The diagnosis of peptic ulcer disease begins with a physical examination and a thorough medical and family history. The exam and history help rule out disorders that may cause similar symptoms, including gastroesophageal reflux disease (GERD), heart attack, gallstones, irritable bowel syndrome, and cancer (Ferri 2016; Lee 2013).
Upper gastrointestinal endoscopy is necessary for a conclusive diagnosis of peptic ulcer. Endoscopy allows inspection of and biopsy of the stomach and duodenal lining as well as direct culture for H. pylori. Biopsy is necessary to distinguish peptic ulcer from ulcerative malignancy. Immediate endoscopy is recommended for patients with signs of gastrointestinal bleeding, and for urgent symptoms including excessive vomiting, difficulty swallowing, and excessive weight loss (Ramakrishnan 2007; Anand 2017; DiMarino 2016a; Kuipers 2012). A complete blood count (CBC) and stool occult blood tests are recommended for patients suspected of having a bleeding ulcer (Lee 2013).

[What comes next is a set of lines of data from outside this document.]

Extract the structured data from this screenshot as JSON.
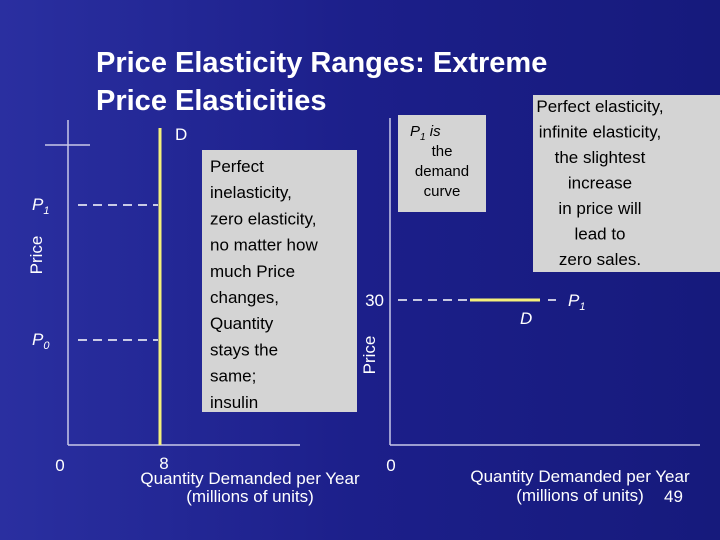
{
  "slide": {
    "title": [
      "Price Elasticity Ranges: Extreme",
      "Price Elasticities"
    ],
    "left_panel": {
      "y_axis_label": "Price",
      "curve_label": "D",
      "price_labels": [
        {
          "main": "P",
          "sub": "1"
        },
        {
          "main": "P",
          "sub": "0"
        }
      ],
      "x_labels": [
        "0",
        "8"
      ],
      "x_axis_title": "Quantity Demanded per Year",
      "x_axis_subtitle": "(millions of units)",
      "callout": [
        "Perfect",
        "inelasticity,",
        "zero elasticity,",
        "no matter how",
        "much Price",
        "changes,",
        "Quantity",
        "stays the",
        "same;",
        "insulin"
      ]
    },
    "right_panel": {
      "y_axis_label": "Price",
      "callout_top": {
        "symbol": {
          "main": "P",
          "sub": "1"
        },
        "lines": [
          " is",
          "the",
          "demand",
          "curve"
        ]
      },
      "price_value": "30",
      "origin_label": "0",
      "curve_label": "D",
      "price_label": {
        "main": "P",
        "sub": "1"
      },
      "x_axis_title": "Quantity Demanded per Year",
      "x_axis_subtitle": "(millions of units)",
      "callout": [
        "Perfect elasticity,",
        "infinite elasticity,",
        "the slightest",
        "increase",
        "in price will",
        "lead to",
        "zero sales."
      ]
    },
    "slide_number": "49"
  }
}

All patients with suspected peptic ulcer disease should be tested for H. pylori. Techniques that can detect H. pylori infection include blood tests to measure H. pylori antibodies, a urea breath test, and a stool antigen test (Ferri 2016; Lee 2013). Additionally, follow-up testing one to two weeks after completion of treatment should be used to confirm that H. pylori has been successfully eradicated (Chey 2017).